External communications

If you’re reading this, you have a thing. It’s a thing you want to promote, or tell a story about, or whatever. It doesn’t matter if it’s a seminar, colloquium, webinar, training, talk, presentation, success story, profile, feature, infographic, report, slideshow, documentary, video interview or announcement. In a very real way, they’re all the same: You want a certain audience (or audiences) to know about your thing and you probably want them to do something about it.

There isn’t one guiding principle to effective external communications because there are so many variables. But if there was one thing to bear in mind, it is this: Your thing is one of a thousand things. It is no more important to you than other people’s things are to them. You are all competing for mindshare and attention, and not everyone is going to succeed. Often, despite your very best efforts, you will not succeed. You will plan and execute, and you will do everything right on paper, and still not enough people will know about your thing, or take action on it.

Your thing is one of a thousand things. It is no more important to you than other people’s things are to them.

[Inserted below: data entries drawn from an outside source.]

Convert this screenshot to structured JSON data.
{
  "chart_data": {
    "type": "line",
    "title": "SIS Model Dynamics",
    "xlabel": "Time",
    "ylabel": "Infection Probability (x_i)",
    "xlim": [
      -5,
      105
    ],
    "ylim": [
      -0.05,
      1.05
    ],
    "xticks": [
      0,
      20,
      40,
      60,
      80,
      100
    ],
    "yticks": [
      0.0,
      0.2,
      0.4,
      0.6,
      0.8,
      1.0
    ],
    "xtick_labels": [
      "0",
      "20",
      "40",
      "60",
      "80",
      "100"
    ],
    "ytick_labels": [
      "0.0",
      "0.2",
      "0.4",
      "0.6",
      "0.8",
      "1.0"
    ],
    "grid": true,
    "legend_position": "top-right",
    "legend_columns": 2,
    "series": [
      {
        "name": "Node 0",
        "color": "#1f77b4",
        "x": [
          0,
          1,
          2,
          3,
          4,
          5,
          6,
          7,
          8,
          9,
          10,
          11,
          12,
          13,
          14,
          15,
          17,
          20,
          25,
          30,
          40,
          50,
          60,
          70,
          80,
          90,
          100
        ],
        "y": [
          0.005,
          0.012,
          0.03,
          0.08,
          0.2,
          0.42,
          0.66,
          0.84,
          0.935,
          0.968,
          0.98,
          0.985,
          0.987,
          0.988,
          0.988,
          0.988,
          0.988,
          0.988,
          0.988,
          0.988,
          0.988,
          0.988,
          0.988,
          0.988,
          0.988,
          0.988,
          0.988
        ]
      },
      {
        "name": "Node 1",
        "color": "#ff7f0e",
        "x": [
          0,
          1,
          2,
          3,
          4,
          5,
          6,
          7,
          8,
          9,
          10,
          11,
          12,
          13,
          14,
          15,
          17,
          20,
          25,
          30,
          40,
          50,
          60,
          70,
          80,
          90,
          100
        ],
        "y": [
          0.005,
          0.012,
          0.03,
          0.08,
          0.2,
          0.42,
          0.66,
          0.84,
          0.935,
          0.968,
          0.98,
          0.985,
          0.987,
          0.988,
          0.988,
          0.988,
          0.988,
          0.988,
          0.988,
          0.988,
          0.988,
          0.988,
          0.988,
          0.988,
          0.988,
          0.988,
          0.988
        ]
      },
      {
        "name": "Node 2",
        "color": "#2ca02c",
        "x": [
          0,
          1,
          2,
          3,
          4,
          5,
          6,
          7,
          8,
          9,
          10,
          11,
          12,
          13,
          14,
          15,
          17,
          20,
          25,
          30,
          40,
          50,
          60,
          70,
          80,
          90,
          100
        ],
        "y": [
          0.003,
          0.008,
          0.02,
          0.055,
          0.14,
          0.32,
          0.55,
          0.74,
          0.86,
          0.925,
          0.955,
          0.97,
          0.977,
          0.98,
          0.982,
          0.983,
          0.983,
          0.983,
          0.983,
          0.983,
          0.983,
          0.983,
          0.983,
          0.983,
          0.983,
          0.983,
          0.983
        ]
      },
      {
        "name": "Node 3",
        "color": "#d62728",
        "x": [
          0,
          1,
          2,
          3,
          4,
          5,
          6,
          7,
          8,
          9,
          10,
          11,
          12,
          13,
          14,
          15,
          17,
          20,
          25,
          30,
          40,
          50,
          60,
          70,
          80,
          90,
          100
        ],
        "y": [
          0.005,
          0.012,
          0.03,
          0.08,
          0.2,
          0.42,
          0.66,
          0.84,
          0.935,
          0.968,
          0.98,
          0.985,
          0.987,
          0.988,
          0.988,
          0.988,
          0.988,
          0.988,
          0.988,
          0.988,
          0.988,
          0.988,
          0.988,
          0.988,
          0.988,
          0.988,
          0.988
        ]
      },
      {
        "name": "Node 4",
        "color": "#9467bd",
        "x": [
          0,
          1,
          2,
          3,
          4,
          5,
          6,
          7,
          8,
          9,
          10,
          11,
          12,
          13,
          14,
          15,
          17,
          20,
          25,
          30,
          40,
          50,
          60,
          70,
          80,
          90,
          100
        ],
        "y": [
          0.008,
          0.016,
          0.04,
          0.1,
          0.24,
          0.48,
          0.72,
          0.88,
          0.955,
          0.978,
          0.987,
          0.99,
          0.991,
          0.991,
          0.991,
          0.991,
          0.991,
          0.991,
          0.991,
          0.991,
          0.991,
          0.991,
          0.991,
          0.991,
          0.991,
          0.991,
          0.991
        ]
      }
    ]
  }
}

There is a debate in the marketing field about how many messages we are exposed to during an average day. Conservative estimates are in the 100s, and others say 2,000+. The point is, even if you took away all the stuff that people actually have to do in an average day — make breakfast, walk the dog, take the kids to school, work, come home, mow the lawn, binge-watch “Stranger Things” on Netflix, etc. — there would still be all the stuff that is working to earn their attention. E-mail. Facebook. Twitter. Amazon. Billboards. Magazines. Radio. When you really think about it, getting a reasonable turnout to a seminar or film screening in 2016 is a minor miracle.

We get more into this in the communications planning section, but the best you can ever do is to get the right message to the right person at the right time in the right place. IF you manage that, the person still has to trust the source of the information you have expertly delivered, understand it, decide what to do with the information, and maybe act in the manner you desire. It’s a lot to hope for.

But effective marketing and communication isn’t that complex. A traditional definition of marketing would go something like, “The act of bringing goods and services to the people who need or want them, when, where and how they are wanted, and at an acceptable price.” Once you have the goods or services, it’s a matter of understanding who your audiences are, what they want, where they are, and how to make it as hard as possible for them to ignore you.

Consider for a moment how effective Amazon is at selling you stuff. You look at one backpack or king sheet set, and within minutes you can be on a totally different website seeing ads for other backpacks and king sheets. Once they know you’re in the market for these things, they make it very hard for you to forget you wanted them. But if the “average” web e-tailer is successful “converting” you 1 out of 100 times, Amazon might do it 3 out of 100 times. They’re 3 times better than the competition, but they failed 97 percent of the time, and no one is better at doing what they do.

This section is mostly about tactics — the material things that are informed by a communications plan. Tactics without planning never work as well as tactics with planning. If you can always use some of the same principles to guide your work with external communications, you will vastly improve the likelihood that your thing gets more attention than someone else’s.

Tactics without planning never work as well as tactics with planning.